McLoughlin fascinaba a Anne de una manera irritable. No dejaba de pensar en él, preocupándose por él, como la lengua que no para de tocar el diente a punto de caerse. ¿Y la escena de la repisa? ¿Había sido un pretexto para encubrir su interés en la caja fuerte? Le había mirado a la cara y solamente había visto un dolor muy profundo, pero una expresión tan sólo era una expresión después de todo. Se volvió a frotar los ojos. «Ojalá -pensó-, ojalá, ojalá…» Había un grito en su interior, un grito que era tan inmenso y tan silencioso como el inmenso silencio del espacio. ¿Iba a ser siempre su vida una serie de ojalás?

Se oyó un golpe seco en la contraventana.

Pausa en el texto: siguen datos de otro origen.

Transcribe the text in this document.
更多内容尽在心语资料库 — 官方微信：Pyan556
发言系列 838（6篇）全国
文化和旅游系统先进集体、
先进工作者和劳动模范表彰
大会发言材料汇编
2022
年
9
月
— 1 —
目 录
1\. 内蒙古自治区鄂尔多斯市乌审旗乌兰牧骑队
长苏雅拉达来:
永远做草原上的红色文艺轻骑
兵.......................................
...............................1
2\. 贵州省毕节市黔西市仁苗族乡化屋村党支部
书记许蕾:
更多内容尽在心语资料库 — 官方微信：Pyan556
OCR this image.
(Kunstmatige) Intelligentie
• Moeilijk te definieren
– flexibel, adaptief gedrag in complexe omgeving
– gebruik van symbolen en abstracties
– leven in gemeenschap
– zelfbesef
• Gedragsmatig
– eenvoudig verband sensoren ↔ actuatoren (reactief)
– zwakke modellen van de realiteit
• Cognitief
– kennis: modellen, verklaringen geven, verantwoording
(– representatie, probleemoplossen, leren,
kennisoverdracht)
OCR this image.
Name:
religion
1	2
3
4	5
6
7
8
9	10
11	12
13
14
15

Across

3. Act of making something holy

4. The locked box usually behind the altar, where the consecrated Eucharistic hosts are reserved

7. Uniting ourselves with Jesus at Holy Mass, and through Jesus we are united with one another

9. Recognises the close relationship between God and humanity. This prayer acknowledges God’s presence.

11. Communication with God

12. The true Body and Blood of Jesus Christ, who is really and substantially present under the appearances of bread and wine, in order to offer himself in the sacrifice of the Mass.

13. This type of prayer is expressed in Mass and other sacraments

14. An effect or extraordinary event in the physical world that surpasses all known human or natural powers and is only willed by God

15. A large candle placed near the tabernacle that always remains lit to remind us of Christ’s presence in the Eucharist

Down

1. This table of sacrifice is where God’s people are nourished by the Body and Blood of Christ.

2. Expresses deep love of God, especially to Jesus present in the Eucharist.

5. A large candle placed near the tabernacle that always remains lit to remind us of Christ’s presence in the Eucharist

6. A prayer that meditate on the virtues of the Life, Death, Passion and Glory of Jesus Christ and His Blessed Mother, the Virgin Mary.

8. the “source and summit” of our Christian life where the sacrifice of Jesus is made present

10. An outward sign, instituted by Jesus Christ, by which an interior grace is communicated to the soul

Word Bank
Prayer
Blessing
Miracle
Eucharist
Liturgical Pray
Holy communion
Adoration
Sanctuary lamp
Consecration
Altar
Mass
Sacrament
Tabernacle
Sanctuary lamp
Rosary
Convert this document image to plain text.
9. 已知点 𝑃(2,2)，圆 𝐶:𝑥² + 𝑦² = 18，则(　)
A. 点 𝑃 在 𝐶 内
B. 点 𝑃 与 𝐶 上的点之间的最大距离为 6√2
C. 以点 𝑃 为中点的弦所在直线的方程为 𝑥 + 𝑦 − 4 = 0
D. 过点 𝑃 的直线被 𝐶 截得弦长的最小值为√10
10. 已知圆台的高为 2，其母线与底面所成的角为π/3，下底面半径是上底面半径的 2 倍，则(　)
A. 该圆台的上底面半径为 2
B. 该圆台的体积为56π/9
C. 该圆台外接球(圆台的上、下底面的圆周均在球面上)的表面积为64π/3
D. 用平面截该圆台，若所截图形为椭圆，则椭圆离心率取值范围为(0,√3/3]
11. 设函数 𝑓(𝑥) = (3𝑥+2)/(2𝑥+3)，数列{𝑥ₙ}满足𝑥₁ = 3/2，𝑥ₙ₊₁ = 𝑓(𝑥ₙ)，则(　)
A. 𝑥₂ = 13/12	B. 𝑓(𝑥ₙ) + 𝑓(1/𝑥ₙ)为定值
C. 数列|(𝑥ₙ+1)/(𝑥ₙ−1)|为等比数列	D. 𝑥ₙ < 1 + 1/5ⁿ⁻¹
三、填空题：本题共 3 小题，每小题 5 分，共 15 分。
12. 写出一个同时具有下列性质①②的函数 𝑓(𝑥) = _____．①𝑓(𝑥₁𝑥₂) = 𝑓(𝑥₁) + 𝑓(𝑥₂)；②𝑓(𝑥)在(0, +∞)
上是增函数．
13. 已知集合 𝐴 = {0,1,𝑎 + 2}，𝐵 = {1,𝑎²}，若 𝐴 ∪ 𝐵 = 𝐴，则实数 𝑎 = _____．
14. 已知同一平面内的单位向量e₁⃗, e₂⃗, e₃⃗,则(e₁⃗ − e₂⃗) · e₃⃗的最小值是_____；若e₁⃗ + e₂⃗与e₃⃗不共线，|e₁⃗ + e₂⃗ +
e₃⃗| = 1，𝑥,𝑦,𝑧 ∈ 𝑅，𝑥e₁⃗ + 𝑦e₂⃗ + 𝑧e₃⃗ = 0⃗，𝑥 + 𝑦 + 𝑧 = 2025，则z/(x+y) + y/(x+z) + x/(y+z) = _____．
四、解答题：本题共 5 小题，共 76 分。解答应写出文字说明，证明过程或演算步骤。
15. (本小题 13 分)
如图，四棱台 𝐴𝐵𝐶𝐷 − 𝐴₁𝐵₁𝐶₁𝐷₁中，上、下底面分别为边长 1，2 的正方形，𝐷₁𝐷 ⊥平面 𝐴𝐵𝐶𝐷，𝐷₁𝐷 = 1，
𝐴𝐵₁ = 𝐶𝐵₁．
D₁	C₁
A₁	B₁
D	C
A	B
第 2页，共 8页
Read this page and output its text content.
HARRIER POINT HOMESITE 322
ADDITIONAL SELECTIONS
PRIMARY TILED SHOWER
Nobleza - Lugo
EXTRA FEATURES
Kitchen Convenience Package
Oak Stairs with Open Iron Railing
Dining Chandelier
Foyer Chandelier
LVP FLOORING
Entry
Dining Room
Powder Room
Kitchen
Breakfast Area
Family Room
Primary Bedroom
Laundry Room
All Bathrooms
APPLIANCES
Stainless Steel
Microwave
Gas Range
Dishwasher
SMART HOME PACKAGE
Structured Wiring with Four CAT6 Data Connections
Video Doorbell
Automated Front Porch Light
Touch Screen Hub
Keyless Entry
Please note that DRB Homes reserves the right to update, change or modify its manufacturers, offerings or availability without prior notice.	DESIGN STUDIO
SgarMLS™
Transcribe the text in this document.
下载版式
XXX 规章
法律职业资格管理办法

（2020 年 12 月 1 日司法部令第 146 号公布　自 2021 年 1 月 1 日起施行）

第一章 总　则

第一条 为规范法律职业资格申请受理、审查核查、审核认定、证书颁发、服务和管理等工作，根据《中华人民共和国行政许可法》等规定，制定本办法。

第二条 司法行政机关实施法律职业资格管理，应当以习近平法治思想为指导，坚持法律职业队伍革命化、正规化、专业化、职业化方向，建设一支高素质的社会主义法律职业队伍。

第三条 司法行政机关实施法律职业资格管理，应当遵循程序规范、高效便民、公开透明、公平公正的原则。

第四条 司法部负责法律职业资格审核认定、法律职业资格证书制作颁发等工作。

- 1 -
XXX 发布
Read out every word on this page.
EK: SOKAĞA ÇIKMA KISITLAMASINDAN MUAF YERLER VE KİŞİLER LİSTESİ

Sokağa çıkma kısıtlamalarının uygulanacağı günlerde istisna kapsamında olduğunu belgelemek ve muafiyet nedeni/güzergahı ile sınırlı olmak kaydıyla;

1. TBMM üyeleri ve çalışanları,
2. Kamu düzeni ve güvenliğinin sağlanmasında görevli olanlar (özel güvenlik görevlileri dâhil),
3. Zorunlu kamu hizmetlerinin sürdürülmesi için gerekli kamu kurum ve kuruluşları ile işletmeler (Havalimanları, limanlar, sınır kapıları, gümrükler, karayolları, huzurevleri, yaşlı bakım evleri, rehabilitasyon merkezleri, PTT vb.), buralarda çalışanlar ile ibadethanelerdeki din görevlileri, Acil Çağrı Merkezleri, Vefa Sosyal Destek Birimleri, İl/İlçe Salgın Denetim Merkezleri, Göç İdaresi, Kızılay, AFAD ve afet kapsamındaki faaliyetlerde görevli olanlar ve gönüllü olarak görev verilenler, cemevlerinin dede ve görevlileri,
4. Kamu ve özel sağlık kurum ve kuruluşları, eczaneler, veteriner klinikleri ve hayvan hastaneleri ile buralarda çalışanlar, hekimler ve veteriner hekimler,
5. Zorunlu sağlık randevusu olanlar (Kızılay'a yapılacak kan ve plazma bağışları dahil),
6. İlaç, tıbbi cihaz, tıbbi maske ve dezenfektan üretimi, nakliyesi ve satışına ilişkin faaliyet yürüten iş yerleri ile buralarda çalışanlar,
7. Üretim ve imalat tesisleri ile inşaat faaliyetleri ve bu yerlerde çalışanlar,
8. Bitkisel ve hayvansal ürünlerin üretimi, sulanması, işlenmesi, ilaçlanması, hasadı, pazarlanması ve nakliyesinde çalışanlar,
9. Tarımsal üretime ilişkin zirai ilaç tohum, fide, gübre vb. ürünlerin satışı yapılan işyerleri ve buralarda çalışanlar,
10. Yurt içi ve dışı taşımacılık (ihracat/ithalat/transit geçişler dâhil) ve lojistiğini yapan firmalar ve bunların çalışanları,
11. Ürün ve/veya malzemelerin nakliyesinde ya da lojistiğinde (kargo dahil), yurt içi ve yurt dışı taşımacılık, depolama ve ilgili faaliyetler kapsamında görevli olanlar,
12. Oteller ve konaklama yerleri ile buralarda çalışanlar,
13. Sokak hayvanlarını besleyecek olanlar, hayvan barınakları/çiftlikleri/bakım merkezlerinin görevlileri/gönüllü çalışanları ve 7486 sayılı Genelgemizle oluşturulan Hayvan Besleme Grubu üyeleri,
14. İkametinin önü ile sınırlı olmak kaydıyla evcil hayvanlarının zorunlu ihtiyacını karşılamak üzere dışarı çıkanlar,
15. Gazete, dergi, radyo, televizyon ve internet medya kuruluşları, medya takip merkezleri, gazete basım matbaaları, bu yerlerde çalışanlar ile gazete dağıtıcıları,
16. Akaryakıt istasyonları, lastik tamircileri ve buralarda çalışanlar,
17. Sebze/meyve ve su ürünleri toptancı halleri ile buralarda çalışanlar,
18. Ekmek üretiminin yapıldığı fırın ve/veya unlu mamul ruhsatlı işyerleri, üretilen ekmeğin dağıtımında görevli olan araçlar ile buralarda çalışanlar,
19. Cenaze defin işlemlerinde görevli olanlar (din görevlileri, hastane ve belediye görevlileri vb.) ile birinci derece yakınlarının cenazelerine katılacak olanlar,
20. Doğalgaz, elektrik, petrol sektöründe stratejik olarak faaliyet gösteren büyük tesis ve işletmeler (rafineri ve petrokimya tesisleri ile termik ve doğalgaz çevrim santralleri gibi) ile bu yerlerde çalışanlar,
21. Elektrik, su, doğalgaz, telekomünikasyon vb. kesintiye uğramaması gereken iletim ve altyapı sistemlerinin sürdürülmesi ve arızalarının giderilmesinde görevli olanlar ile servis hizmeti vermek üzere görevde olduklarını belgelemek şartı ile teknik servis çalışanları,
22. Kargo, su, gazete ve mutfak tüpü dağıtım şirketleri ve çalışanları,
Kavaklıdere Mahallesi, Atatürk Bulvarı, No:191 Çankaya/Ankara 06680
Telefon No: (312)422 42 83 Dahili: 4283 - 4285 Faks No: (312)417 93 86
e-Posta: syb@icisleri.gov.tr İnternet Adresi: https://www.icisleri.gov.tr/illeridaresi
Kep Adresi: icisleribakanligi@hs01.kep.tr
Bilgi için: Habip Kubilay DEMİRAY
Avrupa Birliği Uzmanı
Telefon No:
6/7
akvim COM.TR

Se asustó tanto que su brazo salió disparado y se golpeó la muñeca con la mesita que había a su lado. Se volvió, dándose masajes en el morado, forzando los ojos para ver en la oscuridad de la noche. Un rostro se apretaba contra la ventana, se protegía los ojos del resplandor de las lámparas con una mano ahuecada. El miedo anegó su boca de bilis nauseabunda y el recuerdo del hedor a orina inundó sus narices.

– ¿La asusté? -preguntó McLoughlin, abriendo la ventana, que no estaba cerrada con pestillo, al ver que ella no se levantaba.

– Me ha sobresaltado.

– Lo siento.

«Un buen sobresalto», pensó McLoughlin.

– ¿Por qué no vino por la puerta principal? -incluso sus labios se habían quedado sin sangre.

– No quería molestar a la señora Maybury -cerró las puertas de cristal despacio tras él-. La luz de su habitación está encendida. Habría tenido que bajar las escaleras para abrirme.

– Cada una tenemos un timbre en la puerta principal. Si toca el que tiene mi nombre, yo soy la única que lo oye. -Pero él ya lo sabía, ¿verdad?

– ¿Puedo sentarme?

– No -replicó bruscamente. Él se encogió de hombros y caminó hasta la chimenea-. Está bien, sí, siéntese. ¿Qué está haciendo aquí?

McLoughlin no se sentó.

– Quería hablar con usted.

– ¿De qué?

– De cualquier cosa. La eternidad. Rabbie Burns. Cajas fuertes -hizo una larga pausa-. ¿Por qué tiene tanto miedo de mí?

No habría creído que su cara tuviese más sangre que perder. Anne no contestó. Él hizo un gesto hacia la repisa.

– ¿Puedo? -interpretó su silencio como una señal de permiso e hizo deslizar hacia atrás el panel de roble-. Alguien ha estado aquí antes que yo -dijo en un tono familiar-. ¿Usted? -la miró-. No, usted no. Alguien más -agarró el pomo de cromo y dio un fuerte tirón. Demasiado fuerte. Jonathan se había olvidado de encajar en su sitio los pestillos y la caja fuerte salió de prisa, haciendo que McLoughlin se tambaleara hacia atrás del impulso. Con una risita, bajó la caja al suelo y miró a través del agujero vacío-. ¿Me va a decir qué es lo que había ahí dentro?